Personally, most of the time I don’t deal with interruption quite so gracefully. Especially when I am focused on a task, or working towards a goal or deadline. Especially when the interruption involves people asking for my attention, or time, or resources.
But Jesus never lets this bother Him. He put people first, and took the time to answer the interruptions. In fact, in this situation the interruption was divinely appointed. Luke says in v. 17 that “the power of the Lord was with Him to heal.”
It’s easy for all of us, but especially those in ministry, to make people secondary to the vision, to the goal, or to the schedule. But as followers of Christ, and especially those who shepherd, we need to keep people first. To see the interruptions as God-appointed, and to be fully present for those asking our time.

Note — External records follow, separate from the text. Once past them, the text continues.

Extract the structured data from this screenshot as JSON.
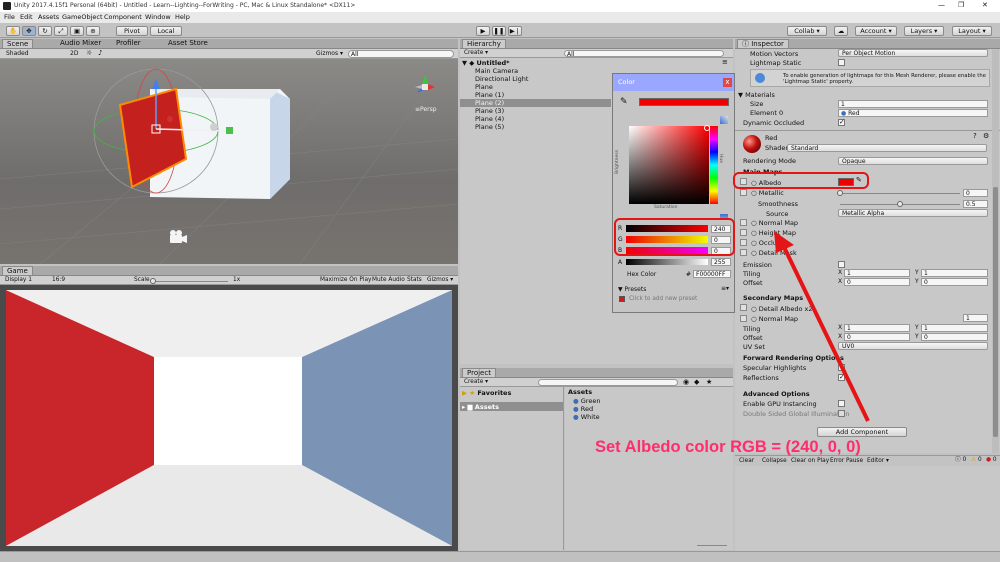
{
  "window": {
    "title": "Unity 2017.4.15f1 Personal (64bit) - Untitled - Learn--Lighting--ForWriting - PC, Mac & Linux Standalone* <DX11>",
    "min": "—",
    "max": "❐",
    "close": "✕"
  },
  "menu": [
    "File",
    "Edit",
    "Assets",
    "GameObject",
    "Component",
    "Window",
    "Help"
  ],
  "toolbar": {
    "pivot": "Pivot",
    "local": "Local",
    "collab": "Collab ▾",
    "account": "Account ▾",
    "layers": "Layers ▾",
    "layout": "Layout ▾"
  },
  "scene": {
    "tabs": [
      "Scene",
      "Audio Mixer",
      "Profiler",
      "Asset Store"
    ],
    "shaded": "Shaded",
    "mode2d": "2D",
    "gizmos": "Gizmos ▾",
    "search": "All",
    "persp": "≡Persp"
  },
  "game": {
    "tab": "Game",
    "display": "Display 1",
    "aspect": "16:9",
    "scale_label": "Scale",
    "scale_value": "1x",
    "maximize": "Maximize On Play",
    "mute": "Mute Audio",
    "stats": "Stats",
    "gizmos": "Gizmos ▾"
  },
  "hierarchy": {
    "tab": "Hierarchy",
    "create": "Create ▾",
    "search": "All",
    "scene": "Untitled*",
    "items": [
      "Main Camera",
      "Directional Light",
      "Plane",
      "Plane (1)",
      "Plane (2)",
      "Plane (3)",
      "Plane (4)",
      "Plane (5)"
    ],
    "selected_index": 4
  },
  "color_picker": {
    "title": "Color",
    "close": "x",
    "hue": "Hue",
    "brightness": "Brightness",
    "saturation": "Saturation",
    "channels": [
      {
        "label": "R",
        "value": "240"
      },
      {
        "label": "G",
        "value": "0"
      },
      {
        "label": "B",
        "value": "0"
      },
      {
        "label": "A",
        "value": "255"
      }
    ],
    "hex_label": "Hex Color",
    "hex_hash": "#",
    "hex_value": "F00000FF",
    "presets": "▼ Presets",
    "add_preset": "Click to add new preset",
    "swatch": "#f00000"
  },
  "project": {
    "tab": "Project",
    "create": "Create ▾",
    "favorites": "Favorites",
    "assets": "Assets",
    "list_header": "Assets",
    "files": [
      "Green",
      "Red",
      "White"
    ]
  },
  "inspector": {
    "tab": "Inspector",
    "motion_vectors": {
      "label": "Motion Vectors",
      "value": "Per Object Motion"
    },
    "lightmap_static": "Lightmap Static",
    "info": "To enable generation of lightmaps for this Mesh Renderer, please enable the 'Lightmap Static' property.",
    "materials": "▼ Materials",
    "size": {
      "label": "Size",
      "value": "1"
    },
    "element0": {
      "label": "Element 0",
      "value": "Red"
    },
    "dynamic_occluded": "Dynamic Occluded",
    "material_name": "Red",
    "shader": {
      "label": "Shader",
      "value": "Standard"
    },
    "rendering_mode": {
      "label": "Rendering Mode",
      "value": "Opaque"
    },
    "main_maps": "Main Maps",
    "albedo": "Albedo",
    "metallic": {
      "label": "Metallic",
      "value": "0"
    },
    "smoothness": {
      "label": "Smoothness",
      "value": "0.5"
    },
    "source": {
      "label": "Source",
      "value": "Metallic Alpha"
    },
    "normal_map": "Normal Map",
    "height_map": "Height Map",
    "occlusion": "Occlusion",
    "detail_mask": "Detail Mask",
    "emission": "Emission",
    "tiling": {
      "label": "Tiling",
      "x": "1",
      "y": "1"
    },
    "offset": {
      "label": "Offset",
      "x": "0",
      "y": "0"
    },
    "secondary_maps": "Secondary Maps",
    "detail_albedo": "Detail Albedo x2",
    "normal_map2": {
      "label": "Normal Map",
      "value": "1"
    },
    "tiling2": {
      "label": "Tiling",
      "x": "1",
      "y": "1"
    },
    "offset2": {
      "label": "Offset",
      "x": "0",
      "y": "0"
    },
    "uv_set": {
      "label": "UV Set",
      "value": "UV0"
    },
    "forward": "Forward Rendering Options",
    "specular": "Specular Highlights",
    "reflections": "Reflections",
    "advanced": "Advanced Options",
    "gpu_instancing": "Enable GPU Instancing",
    "double_sided": "Double Sided Global Illumination",
    "add_component": "Add Component",
    "x_label": "X",
    "y_label": "Y"
  },
  "console": {
    "clear": "Clear",
    "collapse": "Collapse",
    "clear_on_play": "Clear on Play",
    "error_pause": "Error Pause",
    "editor": "Editor ▾",
    "c1": "0",
    "c2": "0",
    "c3": "0"
  },
  "annotation": "Set Albedo color RGB = (240, 0, 0)",
  "colors": {
    "accent_red": "#e51515",
    "albedo": "#f00000",
    "annotation_text": "#ff2d6e",
    "selection": "#3d6fb6"
  }
}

This may mean we stop what we are doing and attend to them immediately or it may mean we schedule a time to meet with them later, but it never means that we brush them off, and it doesn’t excuse us from being upset or annoyed by them.
As we keep in step with the Spirit, the more we will come to see God’s hand in the interruptions of life, and feel His promptings to respond in love and power.